Powołaniem prezesa Polskiego Radia na kolejną kadencję RMN zajmie się podczas wtorkowego posiedzenia, które ma rozpocząć się o godz. 15. Większość w Radzie mają politycy Prawa i Sprawiedliwości.
Według naszych rozmówców z Polskiego Radia zarząd spółki może nie być już jednoosobowy, jak teraz. Wśród kandydatów na członka zarządu w radiu wymieniani są m.in. dyrektorka Programu II Polskiego Radia Małgorzata Małaszko-Stasiewicz, dyrektor biura programowego radia Paweł Kwieciński i naczelny Informacyjnej Agencji Radiowej Paweł Piszczek.
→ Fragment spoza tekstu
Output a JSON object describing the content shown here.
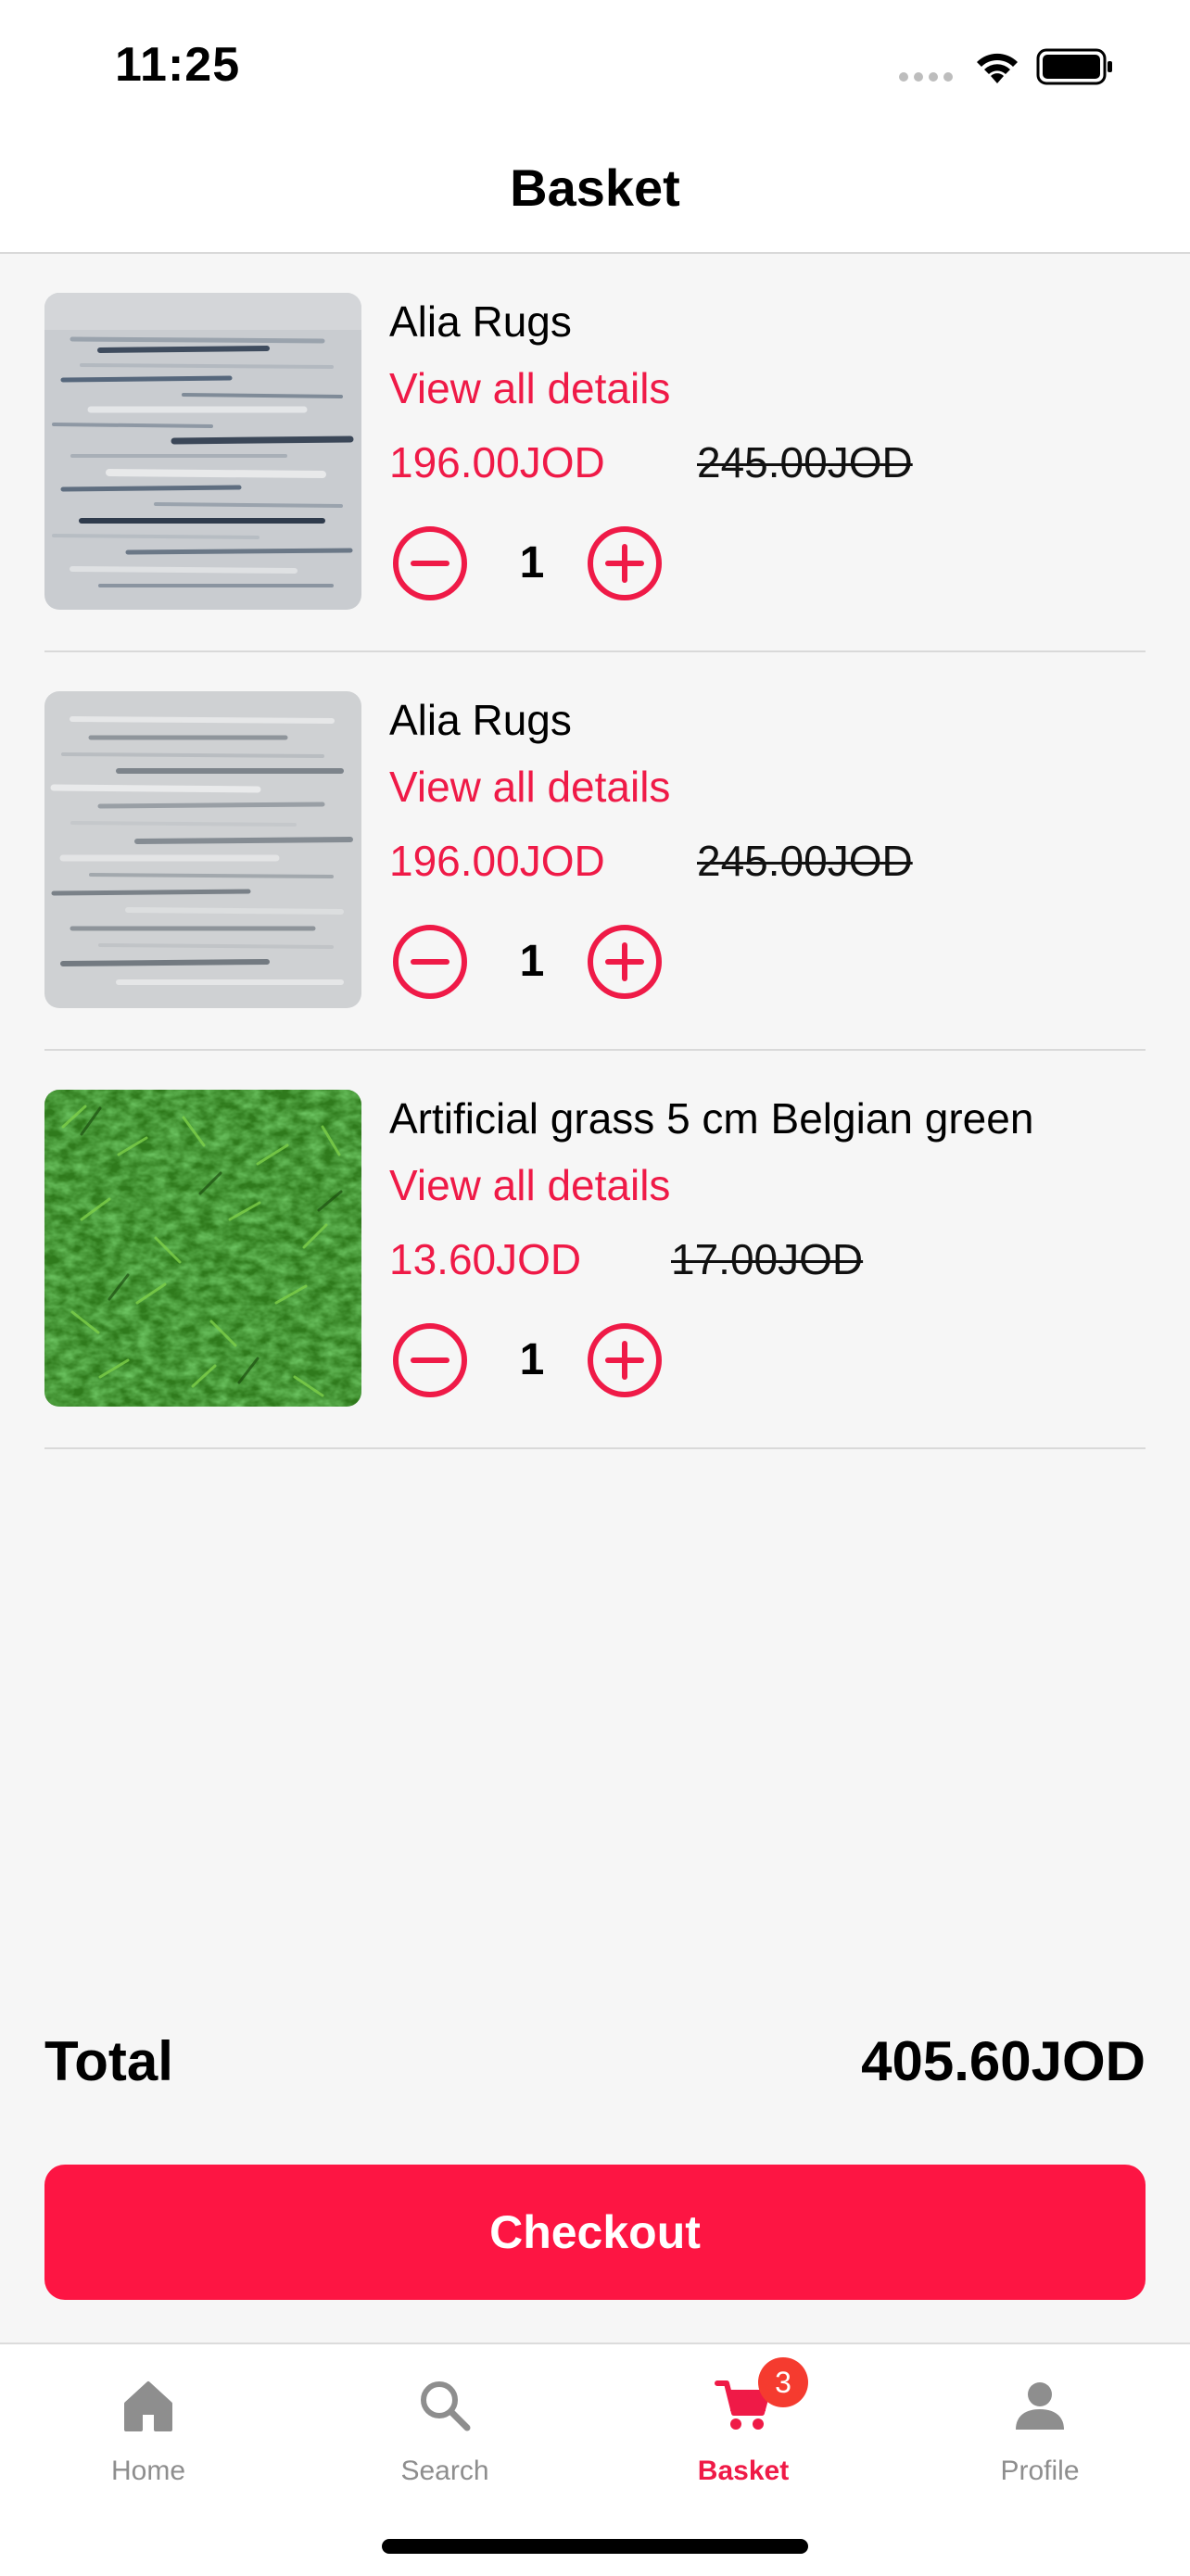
{
  "status_bar": {
    "time": "11:25",
    "icons": [
      "cellular-signal-icon",
      "wifi-icon",
      "battery-icon"
    ]
  },
  "header": {
    "title": "Basket"
  },
  "colors": {
    "accent": "#ef1a47",
    "checkout_button": "#fd1543",
    "badge": "#f53b2f",
    "background": "#f6f6f6"
  },
  "basket": {
    "items": [
      {
        "name": "Alia Rugs",
        "details_link": "View all details",
        "price": "196.00JOD",
        "old_price": "245.00JOD",
        "quantity": "1",
        "image": "grey-blue-rug-image"
      },
      {
        "name": "Alia Rugs",
        "details_link": "View all details",
        "price": "196.00JOD",
        "old_price": "245.00JOD",
        "quantity": "1",
        "image": "grey-rug-image"
      },
      {
        "name": "Artificial grass 5 cm Belgian green",
        "details_link": "View all details",
        "price": "13.60JOD",
        "old_price": "17.00JOD",
        "quantity": "1",
        "image": "artificial-grass-image"
      }
    ]
  },
  "summary": {
    "total_label": "Total",
    "total_value": "405.60JOD",
    "checkout_label": "Checkout"
  },
  "tab_bar": {
    "tabs": [
      {
        "label": "Home",
        "icon": "home-icon",
        "active": false
      },
      {
        "label": "Search",
        "icon": "search-icon",
        "active": false
      },
      {
        "label": "Basket",
        "icon": "cart-icon",
        "active": true,
        "badge": "3"
      },
      {
        "label": "Profile",
        "icon": "profile-icon",
        "active": false
      }
    ]
  }
}
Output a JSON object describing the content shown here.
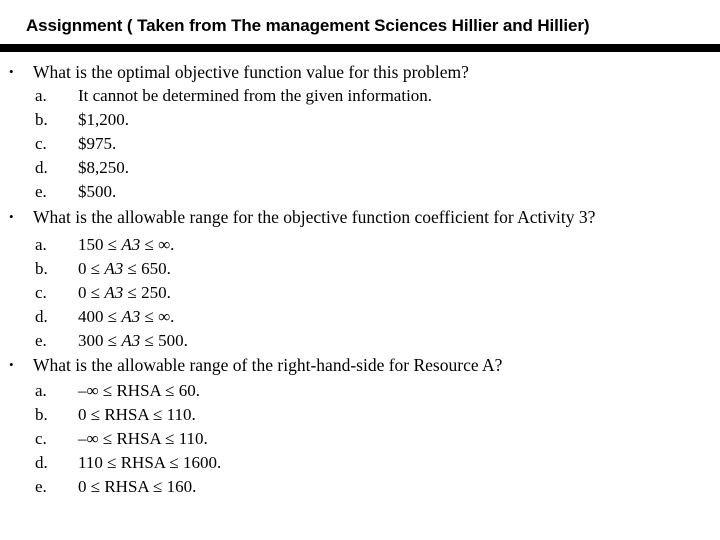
{
  "slide": {
    "title": "Assignment ( Taken from The management Sciences Hillier and Hillier)",
    "bullet_glyph": "•",
    "divider_color": "#000000",
    "background_color": "#ffffff",
    "text_color": "#000000"
  },
  "questions": [
    {
      "prompt": "What is the optimal objective function value for this problem?",
      "options": [
        {
          "letter": "a.",
          "text": "It cannot be determined from the given information."
        },
        {
          "letter": "b.",
          "text": "$1,200."
        },
        {
          "letter": "c.",
          "text": "$975."
        },
        {
          "letter": "d.",
          "text": "$8,250."
        },
        {
          "letter": "e.",
          "text": "$500."
        }
      ]
    },
    {
      "prompt": "What is the allowable range for the objective function coefficient for Activity 3?",
      "options": [
        {
          "letter": "a.",
          "pre": "150 ≤ ",
          "var": "A3",
          "post": " ≤ ∞."
        },
        {
          "letter": "b.",
          "pre": "0 ≤ ",
          "var": "A3",
          "post": " ≤ 650."
        },
        {
          "letter": "c.",
          "pre": "0 ≤ ",
          "var": "A3",
          "post": " ≤ 250."
        },
        {
          "letter": "d.",
          "pre": "400 ≤ ",
          "var": "A3",
          "post": " ≤ ∞."
        },
        {
          "letter": "e.",
          "pre": "300 ≤ ",
          "var": "A3",
          "post": " ≤ 500."
        }
      ]
    },
    {
      "prompt": "What is the allowable range of the right-hand-side for Resource A?",
      "options": [
        {
          "letter": "a.",
          "text": "–∞ ≤ RHSA ≤ 60."
        },
        {
          "letter": "b.",
          "text": "0 ≤ RHSA ≤ 110."
        },
        {
          "letter": "c.",
          "text": "–∞ ≤ RHSA ≤ 110."
        },
        {
          "letter": "d.",
          "text": "110 ≤ RHSA ≤ 1600."
        },
        {
          "letter": "e.",
          "text": "0 ≤ RHSA ≤ 160."
        }
      ]
    }
  ]
}
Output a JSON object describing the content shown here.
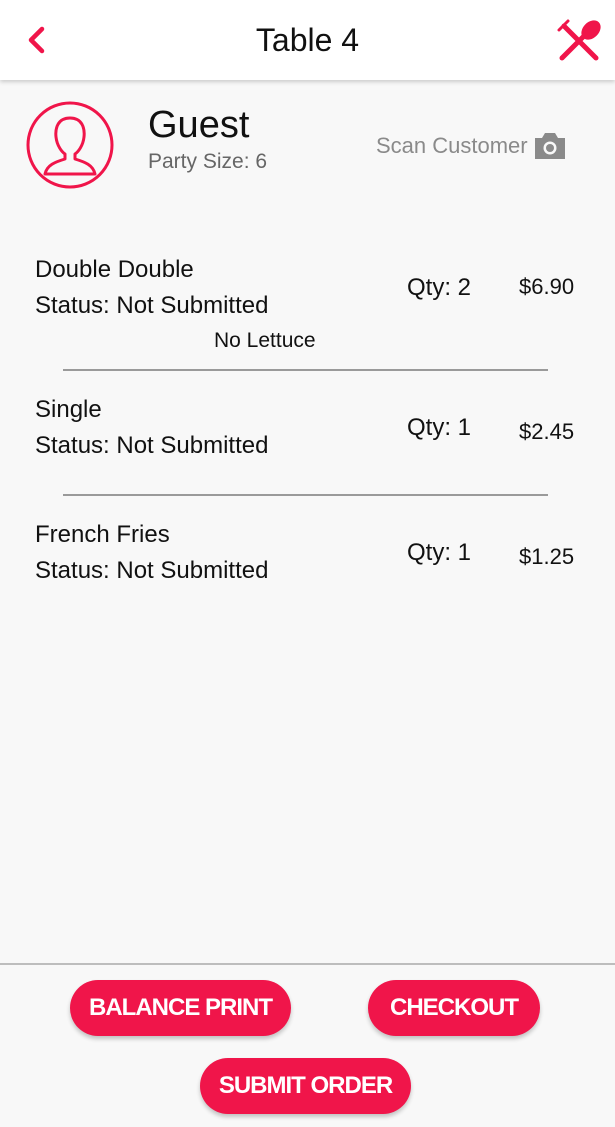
{
  "header": {
    "title": "Table 4",
    "back_icon": "chevron-left-icon",
    "menu_icon": "fork-knife-icon",
    "accent": "#f0154a"
  },
  "guest": {
    "name": "Guest",
    "party_size": "Party Size: 6",
    "scan_label": "Scan Customer",
    "scan_icon": "camera-icon"
  },
  "items": [
    {
      "name": "Double Double",
      "status": "Status: Not Submitted",
      "qty": "Qty: 2",
      "price": "$6.90",
      "note": "No Lettuce"
    },
    {
      "name": "Single",
      "status": "Status: Not Submitted",
      "qty": "Qty: 1",
      "price": "$2.45"
    },
    {
      "name": "French Fries",
      "status": "Status: Not Submitted",
      "qty": "Qty: 1",
      "price": "$1.25"
    }
  ],
  "actions": {
    "balance_print": "BALANCE PRINT",
    "checkout": "CHECKOUT",
    "submit_order": "SUBMIT ORDER"
  }
}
Zarówno Kwieciński, jak i Piszczek są dziś prokurentami Polskiego Radia.
Krzysztof Czabański nie ujawnia, czy zarząd będzie nadal jednoosobowy, czy zostanie powiększony. – Najpierw porozmawiamy w gronie Rady, nie za pośrednictwem mediów – ucina szef RMN.
Agnieszka Kamińska jest prezeską Polskiego Radia od stycznia 2020 roku, wcześniej była dyrektorką Programu I Polskiego Radia i wicedyrektorką Polskiego Radia 24.
Za prezesury Agnieszki Kamińskiej pogłębił się spadek słuchalności radiowej Trójki, z której odeszło wielu znanych dziennikarzy. Ponad połowa zespołu rozstała się również ze Studiem Reportażu i Dokumentu Polskiego Radia.
Działania Kamińskiej krytykowane są również przez polityków Prawa i Sprawiedliwości. Rada programowa radia – także głosami członków z PiS – dwukrotnie opiniowała negatywnie ramówkę Programu III, zatwierdzoną przez zarząd.
Sposób zarządzania Polskim Radiem przez Agnieszkę Kamińską skrytykowała w piśmie do Witolda Kołodziejskiego, przewodniczącego Krajowej Rady Radiofonii i Telewizji, także Małgorzata Gosiewska, wicemarszałkini Sejmu z PiS i wiceprzewodnicząca rady programowej publicznego radia. Gosiewska wskazała, że „wyjątkowa nieudolność w zarządzaniu Polskim Radiem ośmiesza instytucję z blisko stuletnią historią i bez wątpienia prowadzi do zapaści, która przez lata będzie kojarzona z obozem dobrej zmiany”.